Su acción sobresaltó a Liu Ergou.
—¿Qué estás haciendo, Zhou Na? —dijo Liu Ergou fríamente—. Este no es el momento para tonterías. ¿No ves que estoy conduciendo? Quita tu mano, ¿me oyes?
Sin embargo, en lugar de quitar su mano, Zhou Na solo se volvió más audaz. La mano que estaba en su muslo comenzó a deslizarse más hacia adentro, hasta su entrepierna.
Esto asustó tanto a Liu Ergou que pisó el freno, deteniendo el coche a un lado de la carretera.
Después de detener el coche, Liu Ergou miró furioso a Zhou Na.
—Zhou Na, ¿no te dije que dejaras de jugar? —dijo furioso—. ¿Estás ciega? ¡Estoy conduciendo! ¡Si tenemos un accidente, ninguno de los dos saldrá ileso! El dinero es una cosa, ¡pero resultar gravemente herido es otra!
Al ver la expresión oscura de Liu Ergou, Zhou Na no pudo evitar estremecerse. Su expresión era genuinamente aterradora. Además, mientras fruncía el ceño, sintió una palpable sensación de presión emanando de él.
Zhou Na tragó saliva antes de hablar.
—Yo… no quise decir nada con eso. Solo quería disculparme por el otro día.
—Yo…
Antes de que Zhou Na pudiera terminar, Liu Ergou la interrumpió.
—Ya olvidé lo que pasó el otro día. No hay nada por lo que disculparse. ¿Estás contenta ahora?
—¡Ahora deja de distraerme mientras intento conducir!
Con eso, Liu Ergou se preparó para comenzar a conducir de nuevo, pero Zhou Na no le dio la oportunidad. Extendió la mano, presionando su mano sobre la de él, y luego se arrojó a sus brazos.
—¡No, no es eso! Puedo ver que sigues enojado. Yo…
Liu Ergou no escuchó una palabra de lo que dijo después. Solo miraba a la mujer en sus brazos con absoluto disgusto.
Para Liu Ergou, aunque Zhou Na era atractiva y tenía buena figura, su forma de vida era algo que no podía soportar.

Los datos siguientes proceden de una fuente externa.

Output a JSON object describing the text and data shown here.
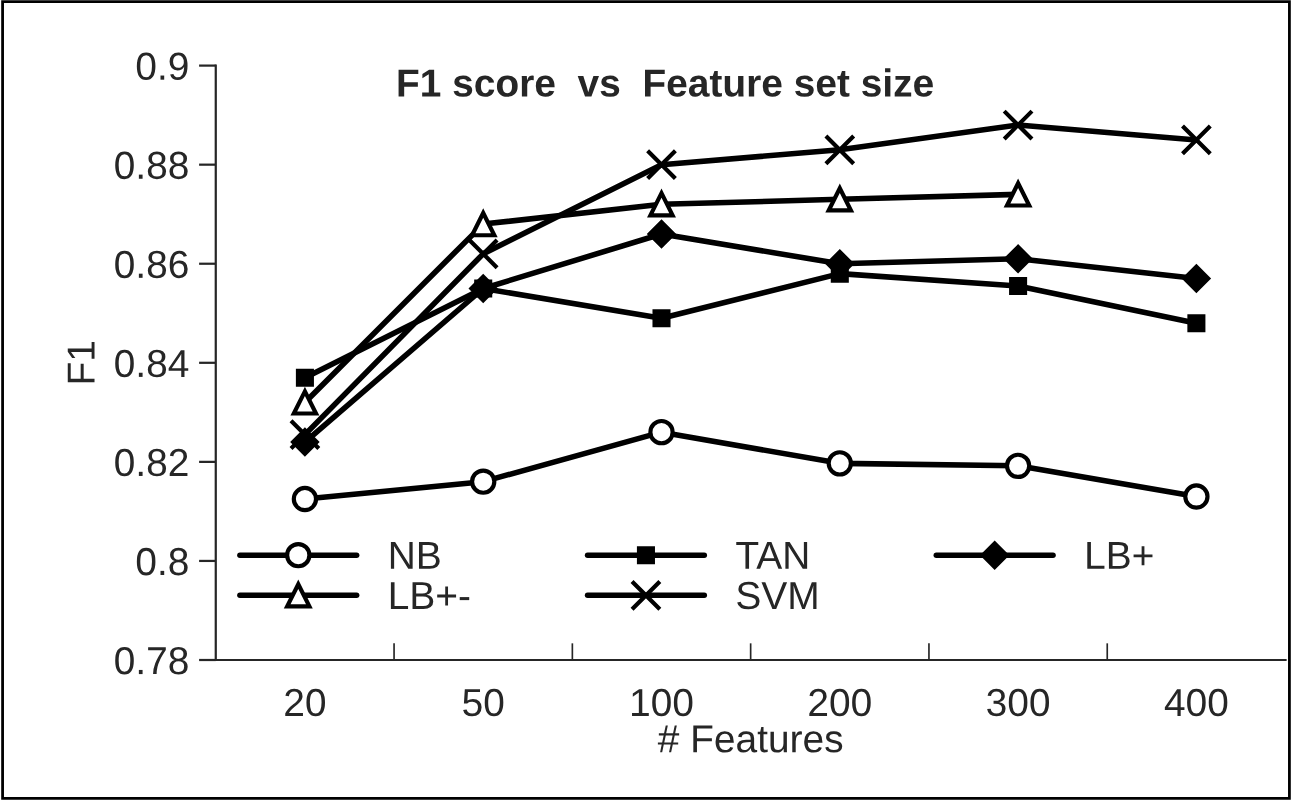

El mero pensamiento de tocarla le daba náuseas.
Mirando a la Zhou Na con aspecto lastimero en sus brazos, Liu Ergou frunció el ceño y dijo:
—Quítate de encima. Ahora.
—¿Me oíste? No quiero decirlo una segunda vez.
—¿Una mujer como tú? ¡Solo tocarte me da asco!
Zhou Na, que tenía todo un discurso preparado, se quedó desconcertada por sus palabras.
«¿Qué clase de mujer? ¿Cómo es que doy asco? ¡Todo lo que quiero es hacerme rica y encontrar un sugar daddy adinerado, ¿eso está tan mal?!»
Pensando esto, una nueva ola de ira invadió a Zhou Na. Decidió que necesitaba poner a Liu Ergou en su lugar.